Back to School 2.0(21)

Though we had all hoped that the new school term would bring some respite from pandemic concerns, as the new school term is upon us, many of the same questions linger with students, parents, and teachers. And unfortunately, there are two constants that also remain. Confusion and increasing COVID 19 number across the country generally and within schools specifically. No two provinces or territories have the same educational plans in place and no situations are the same in terms of infection rates. Although students still tend to be less likely to contract the illness, they are still quite able to transmit it to those with whom they come in contact. Add to the mix the disparity between public and private education and you really do have a real dumpster fire, as they say. Almost all regions are offering some form of blended learning at least until the numbers are in after the holidays. Though things seem to be on the rise again, there is hope that the vaccines and other measures put in place after the holidays will see the numbers decrease before long.
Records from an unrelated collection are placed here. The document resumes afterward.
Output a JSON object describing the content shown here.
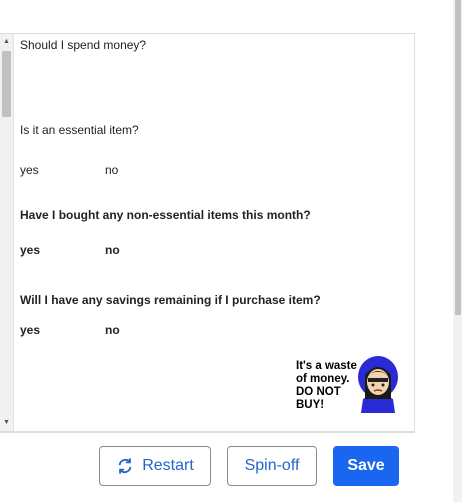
{
  "flow": {
    "question1": "Should I spend money?",
    "question2": "Is it an essential item?",
    "question2_yes": "yes",
    "question2_no": "no",
    "question3": "Have I bought any non-essential items this month?",
    "question3_yes": "yes",
    "question3_no": "no",
    "question4": "Will I have any savings remaining if I purchase item?",
    "question4_yes": "yes",
    "question4_no": "no",
    "result": {
      "line1": "It's a waste",
      "line2": "of money.",
      "line3": "DO NOT",
      "line4": "BUY!"
    }
  },
  "footer": {
    "restart_label": "Restart",
    "spinoff_label": "Spin-off",
    "save_label": "Save"
  },
  "colors": {
    "accent": "#2166c9",
    "save_bg": "#1a66f0",
    "avatar_hood": "#2b2bd6"
  }
}
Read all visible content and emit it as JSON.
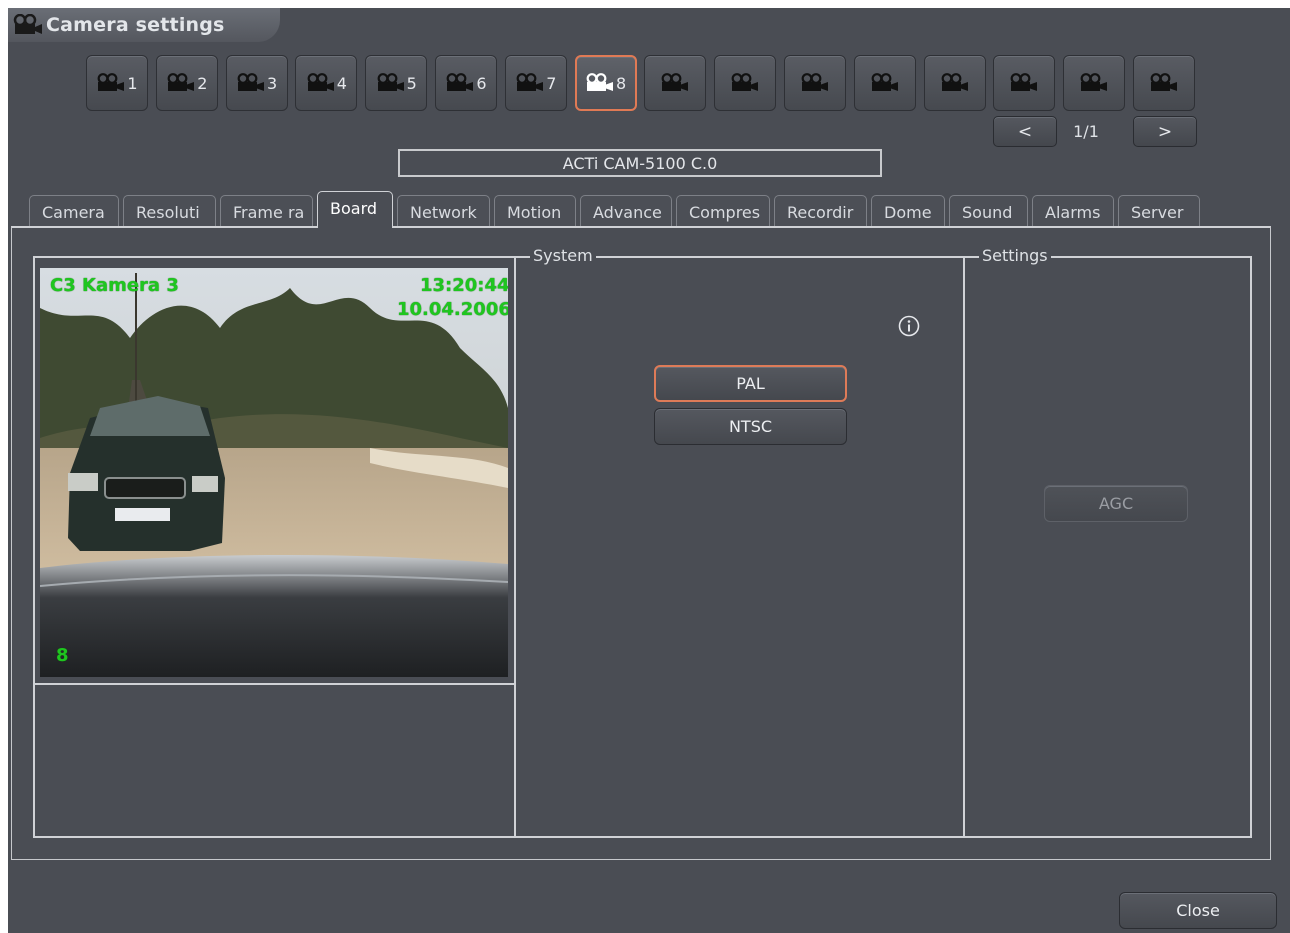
{
  "window": {
    "title": "Camera settings"
  },
  "camera_buttons": [
    "1",
    "2",
    "3",
    "4",
    "5",
    "6",
    "7",
    "8",
    "",
    "",
    "",
    "",
    "",
    "",
    "",
    ""
  ],
  "active_camera_index": 7,
  "pager": {
    "prev": "<",
    "next": ">",
    "page": "1/1"
  },
  "camera_model": "ACTi CAM-5100 C.0",
  "tabs": [
    "Camera",
    "Resoluti",
    "Frame ra",
    "Board",
    "Network",
    "Motion",
    "Advance",
    "Compres",
    "Recordir",
    "Dome",
    "Sound",
    "Alarms",
    "Server"
  ],
  "active_tab_index": 3,
  "preview": {
    "label": "C3 Kamera 3",
    "time": "13:20:44",
    "date": "10.04.2006",
    "channel": "8"
  },
  "system": {
    "title": "System",
    "pal": "PAL",
    "ntsc": "NTSC"
  },
  "settings": {
    "title": "Settings",
    "agc": "AGC"
  },
  "footer": {
    "close": "Close"
  }
}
But of course, that too is just conjecture. After this initial phase, which again differs across the country, the plans seem to be tofollow the experts who say that what is best for children is in-class learning.

I can’t offer any insight into what is being done by the provinces, territories, school boards, or individual schools, but what I can do is offer a few suggestions to make a very difficult situation easier to deal with. 

Go Easy
I was going to say go easy on yourself, but it really is a general statement. Everyone is dealing with different conditions and no two homes will be experiencing the pandemic and the return to school in the same way. So, go easy on yourself, your child, and the teachers. Know that just as you are doing your best, so too are the kids and the teachers. Do what you can and don’t sweat what you cannot do. Reach out to friends, family, or professionals to assist if necessary. 

Eyes Peeled
Though we are all busy with our work, as well as our parental duties, it is most important to keep an eye and an ear open to keep tabs on the kids. Some kids are absolutely flourishing with online learning. They love the daily schedule, the dress code, and the newfound freedom. They also are not missing the trials and tribulations of school life. Of course, others are not doing nearly as well. As a parent, keep the lines of communication open and make sure your child knows that you are there to assist. Results may not be as strong, but it is more important that kids remain mentally healthy.

Activity Matters
No matter how easy it is to leave well enough alone and let kids do their own thing all day, activity, fresh air, and some R & R are also imperative. Make sure you get the kids away from the screen and out of their rooms for a good chunk of the day. Remember, they are used to travelling to and from school, from class to class, having breaks during the day, gym class, and just hanging out with friends being kids. No matter what their age, make time to let them just be kids for their mental well-being and yours. And, as with the previous suggestion, be part of the solution. Get outside yourself and give yourself some “me” time.

Return to Class
Whether your child’s school intends to return to full-time in-person classes or a combination, the ultimate decision to send your child is yours. And I know it is a hard choice to make. Most online or blended learning is not going as planned. Again, success depends on so many factors. From facilities to bandwidth to individual learning styles, there are just far too many variables to consider. So, you must make the right decision for your child. Hard as it may be one way or the other, this is an instance where you have to go with your gut and not with the crown. You will find experts to support every option there is, but the experts do not know your child or your unique situation. Think it through carefully, make your decision, and know that it is the right one for you and your child.

I know that this advice all sounds well and good. And, I am not in the thick of things, as both my kids are out of school. But I am working with kids and parents every day and hear and understand their concerns. Much of what I have offered is in direct response and the rest is actually from the same kids and parents. I am not suggesting that following my advice will be a cure-all. Every situation is unique and will require ongoing attention. What I can promise is that trying a combination of these insights with respect to your own situation will make a difference. We also need to remember that we are dealing with children and, well, kids will be kids. Their job, and ours when we were their age, is to test the boundaries and to see where there is wiggle room and elasticity. Granted the stakes this time around are greater, but they still think that they are immortal, again just as we did. Things will not go exactly as planned. Mistakes will be made and adjustments will be necessary. Just remember two things. First, you are doing your best. There is no right answer. Even with all the science taken into consideration, this is not an exact science. So back to point #1 – go easy on yourself, parents. And secondly, remember that teachers, administrators, and everyone at your school are in this for the right reason and that they too are doing the best that they can under the circumstances. They will make mistakes, but they will continue to adjust and adapt. So, be kind to them.